Case Report – Departing employees and the injunction standard

19 Aug

On July 3rd the Ontario Superior Court of Justice dismissed a motion for an interlocutory injunction in a departing employee case where the plaintiff claimed breach of fiduciary duty, breach of contract (notice of resignation and non-solicitation provisions) and breach of confidence.  The claim and motion were brought after a senior investment advisor and his two subordinates joined a competitor.The award is most notable for its clear statement on the standard to be applied on the first part of the RJR-MacDonald test.
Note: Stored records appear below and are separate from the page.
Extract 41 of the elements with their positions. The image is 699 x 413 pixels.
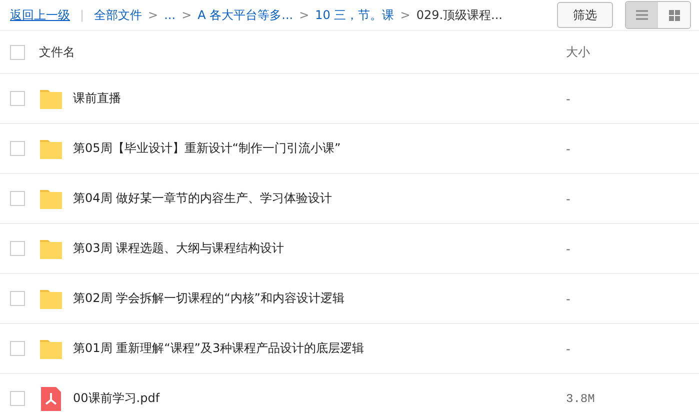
row-checkbox[interactable]	[10, 391, 25, 406]
column-header: 大小	[566, 44, 591, 60]
file-size: -	[566, 192, 572, 206]
filter-button[interactable]: 筛选	[557, 2, 613, 28]
row-checkbox[interactable]	[10, 91, 25, 106]
grid-view-button[interactable]	[658, 2, 690, 28]
list-icon	[636, 10, 648, 20]
row-checkbox[interactable]	[10, 341, 25, 356]
file-name[interactable]: 第04周 做好某一章节的内容生产、学习体验设计	[73, 190, 566, 207]
list-view-button[interactable]	[626, 2, 658, 28]
breadcrumb-link[interactable]: 10 三，节。课	[315, 6, 394, 24]
file-size: -	[566, 342, 572, 356]
select-all-checkbox[interactable]	[10, 44, 25, 60]
row-checkbox[interactable]	[10, 191, 25, 206]
separator: |	[80, 8, 84, 22]
file-name[interactable]: 第03周 课程选题、大纲与课程结构设计	[73, 240, 566, 257]
file-name[interactable]: 第02周 学会拆解一切课程的“内核”和内容设计逻辑	[73, 290, 566, 307]
breadcrumb-arrow: >	[148, 8, 158, 22]
breadcrumb-link[interactable]: 全部文件	[94, 6, 142, 24]
file-name[interactable]: 00课前学习.pdf	[73, 390, 566, 407]
row-checkbox[interactable]	[10, 291, 25, 306]
breadcrumb-arrow: >	[182, 8, 192, 22]
row-checkbox[interactable]	[10, 141, 25, 156]
file-size: -	[566, 92, 572, 106]
breadcrumb-arrow: >	[299, 8, 310, 22]
file-name[interactable]: 课前直播	[73, 90, 566, 107]
file-size: 3.8M	[566, 392, 596, 406]
breadcrumb-arrow: >	[400, 8, 410, 22]
row-checkbox[interactable]	[10, 241, 25, 256]
column-header: 文件名	[39, 44, 76, 60]
file-size: -	[566, 242, 572, 256]
breadcrumb-current[interactable]: 029.顶级课程...	[416, 6, 502, 24]
file-name[interactable]: 第01周 重新理解“课程”及3种课程产品设计的底层逻辑	[73, 340, 566, 357]
file-size: -	[566, 292, 572, 306]
grid-icon	[668, 10, 680, 20]
file-name[interactable]: 第05周【毕业设计】重新设计“制作一门引流小课”	[73, 140, 566, 157]
pdf-icon	[39, 386, 63, 410]
breadcrumb-link[interactable]: ...	[164, 8, 176, 22]
file-size: -	[566, 142, 572, 156]
breadcrumb-link[interactable]: A 各大平台等多...	[198, 6, 294, 24]
back-link[interactable]: 返回上一级	[10, 6, 70, 24]
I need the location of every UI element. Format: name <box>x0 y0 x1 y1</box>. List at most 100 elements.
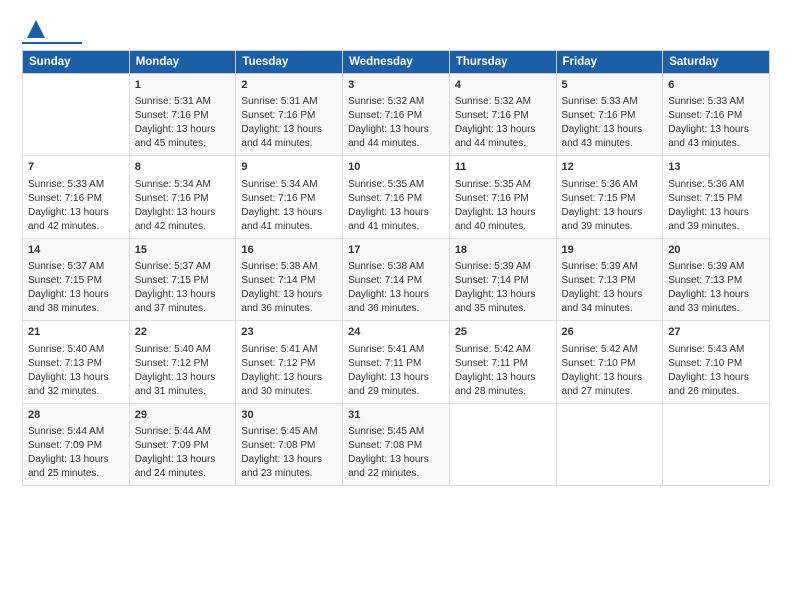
cell-text: and 37 minutes. <box>135 302 231 316</box>
cell-text: Daylight: 13 hours <box>135 453 231 467</box>
day-header-wednesday: Wednesday <box>343 51 450 74</box>
cell-text: Daylight: 13 hours <box>241 288 337 302</box>
calendar-cell: 14Sunrise: 5:37 AMSunset: 7:15 PMDayligh… <box>23 238 130 320</box>
cell-text: Daylight: 13 hours <box>241 206 337 220</box>
header-row: SundayMondayTuesdayWednesdayThursdayFrid… <box>23 51 770 74</box>
calendar-cell: 7Sunrise: 5:33 AMSunset: 7:16 PMDaylight… <box>23 156 130 238</box>
day-number: 2 <box>241 78 337 93</box>
calendar-table: SundayMondayTuesdayWednesdayThursdayFrid… <box>22 50 770 486</box>
cell-text: Sunrise: 5:39 AM <box>455 260 551 274</box>
cell-text: Sunrise: 5:44 AM <box>28 425 124 439</box>
header <box>22 18 770 44</box>
cell-text: Sunset: 7:10 PM <box>562 357 658 371</box>
day-number: 27 <box>668 325 764 340</box>
cell-text: Daylight: 13 hours <box>28 371 124 385</box>
day-number: 15 <box>135 243 231 258</box>
cell-text: Sunrise: 5:39 AM <box>668 260 764 274</box>
day-number: 16 <box>241 243 337 258</box>
cell-text: Sunrise: 5:38 AM <box>348 260 444 274</box>
cell-text: Daylight: 13 hours <box>455 288 551 302</box>
logo-icon <box>25 18 47 40</box>
cell-text: and 41 minutes. <box>241 220 337 234</box>
cell-text: Sunset: 7:12 PM <box>241 357 337 371</box>
cell-text: Sunrise: 5:36 AM <box>562 178 658 192</box>
cell-text: Sunset: 7:16 PM <box>135 192 231 206</box>
cell-text: Sunset: 7:12 PM <box>135 357 231 371</box>
cell-text: Sunrise: 5:33 AM <box>562 95 658 109</box>
cell-text: and 33 minutes. <box>668 302 764 316</box>
calendar-cell: 23Sunrise: 5:41 AMSunset: 7:12 PMDayligh… <box>236 321 343 403</box>
cell-text: Daylight: 13 hours <box>348 288 444 302</box>
cell-text: Daylight: 13 hours <box>562 206 658 220</box>
calendar-cell: 3Sunrise: 5:32 AMSunset: 7:16 PMDaylight… <box>343 74 450 156</box>
cell-text: Daylight: 13 hours <box>135 206 231 220</box>
day-number: 24 <box>348 325 444 340</box>
cell-text: Sunset: 7:16 PM <box>348 109 444 123</box>
cell-text: and 39 minutes. <box>562 220 658 234</box>
day-number: 30 <box>241 408 337 423</box>
cell-text: Daylight: 13 hours <box>348 371 444 385</box>
calendar-cell: 9Sunrise: 5:34 AMSunset: 7:16 PMDaylight… <box>236 156 343 238</box>
cell-text: and 36 minutes. <box>348 302 444 316</box>
day-number: 4 <box>455 78 551 93</box>
week-row-2: 7Sunrise: 5:33 AMSunset: 7:16 PMDaylight… <box>23 156 770 238</box>
day-number: 3 <box>348 78 444 93</box>
day-number: 7 <box>28 160 124 175</box>
cell-text: Daylight: 13 hours <box>668 371 764 385</box>
day-number: 31 <box>348 408 444 423</box>
day-number: 1 <box>135 78 231 93</box>
calendar-cell: 11Sunrise: 5:35 AMSunset: 7:16 PMDayligh… <box>449 156 556 238</box>
cell-text: Sunrise: 5:40 AM <box>28 343 124 357</box>
cell-text: Daylight: 13 hours <box>562 288 658 302</box>
cell-text: Sunrise: 5:45 AM <box>241 425 337 439</box>
cell-text: and 24 minutes. <box>135 467 231 481</box>
cell-text: Sunset: 7:13 PM <box>562 274 658 288</box>
cell-text: Sunset: 7:11 PM <box>348 357 444 371</box>
cell-text: and 32 minutes. <box>28 385 124 399</box>
cell-text: and 27 minutes. <box>562 385 658 399</box>
cell-text: and 30 minutes. <box>241 385 337 399</box>
day-header-friday: Friday <box>556 51 663 74</box>
cell-text: Sunset: 7:08 PM <box>348 439 444 453</box>
cell-text: Sunset: 7:15 PM <box>135 274 231 288</box>
week-row-5: 28Sunrise: 5:44 AMSunset: 7:09 PMDayligh… <box>23 403 770 485</box>
cell-text: Sunset: 7:09 PM <box>28 439 124 453</box>
week-row-4: 21Sunrise: 5:40 AMSunset: 7:13 PMDayligh… <box>23 321 770 403</box>
cell-text: Sunset: 7:16 PM <box>241 109 337 123</box>
cell-text: Sunrise: 5:33 AM <box>668 95 764 109</box>
cell-text: Daylight: 13 hours <box>455 371 551 385</box>
cell-text: Sunrise: 5:35 AM <box>455 178 551 192</box>
cell-text: Sunset: 7:08 PM <box>241 439 337 453</box>
calendar-cell: 22Sunrise: 5:40 AMSunset: 7:12 PMDayligh… <box>129 321 236 403</box>
day-number: 23 <box>241 325 337 340</box>
cell-text: Sunrise: 5:34 AM <box>135 178 231 192</box>
logo <box>22 18 82 44</box>
cell-text: Sunset: 7:14 PM <box>241 274 337 288</box>
cell-text: and 42 minutes. <box>28 220 124 234</box>
cell-text: and 26 minutes. <box>668 385 764 399</box>
calendar-cell <box>663 403 770 485</box>
cell-text: Sunrise: 5:32 AM <box>455 95 551 109</box>
day-number: 11 <box>455 160 551 175</box>
day-number: 8 <box>135 160 231 175</box>
calendar-cell: 24Sunrise: 5:41 AMSunset: 7:11 PMDayligh… <box>343 321 450 403</box>
day-header-tuesday: Tuesday <box>236 51 343 74</box>
cell-text: and 28 minutes. <box>455 385 551 399</box>
cell-text: Sunset: 7:15 PM <box>28 274 124 288</box>
calendar-cell: 16Sunrise: 5:38 AMSunset: 7:14 PMDayligh… <box>236 238 343 320</box>
cell-text: and 45 minutes. <box>135 137 231 151</box>
day-number: 25 <box>455 325 551 340</box>
cell-text: Daylight: 13 hours <box>348 123 444 137</box>
day-number: 10 <box>348 160 444 175</box>
cell-text: and 43 minutes. <box>668 137 764 151</box>
cell-text: Daylight: 13 hours <box>668 123 764 137</box>
calendar-cell: 18Sunrise: 5:39 AMSunset: 7:14 PMDayligh… <box>449 238 556 320</box>
cell-text: Sunset: 7:16 PM <box>668 109 764 123</box>
cell-text: and 38 minutes. <box>28 302 124 316</box>
cell-text: Sunrise: 5:42 AM <box>455 343 551 357</box>
cell-text: Sunset: 7:14 PM <box>455 274 551 288</box>
cell-text: Daylight: 13 hours <box>668 288 764 302</box>
calendar-cell <box>23 74 130 156</box>
cell-text: Sunrise: 5:35 AM <box>348 178 444 192</box>
calendar-cell: 15Sunrise: 5:37 AMSunset: 7:15 PMDayligh… <box>129 238 236 320</box>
I agree that where alleged breaches of restrictive covenants or fiduciary duty are asserted in an attempt to restrict a person’s ability to engage in their chosen vocation the higher standard strong prima facie case should be applied.  Where the allegation relates to breach of common law duties regarding use of confidential information to compete, the test is serious issue because it involves protection of employer’s rights as opposed to restraint of trade.

The Court held that the plaintiff did not establish the strong prima facie case necessary to support an injunction restraining further solicitation of its clients.  Although the Court held that the plaintiff did establish a serious issue to be tried in its request for an injunction to restrain further use of its confidential information (client lists), the Court held that the plaintiff did not establish irreparable harm and did not establish that the balance of convenience favoured an injunction.  In addressing the balance of convenience, the Court stated, “I think it is also important to consider in this discussion the interests of clients about who the fight is really all about and who are entitled to have access to the investment adviser of their choice.”

BMO Nesbitt Burns Inc. v. Ord, 2007 CanLII 2463 (Ont. S.C.J.).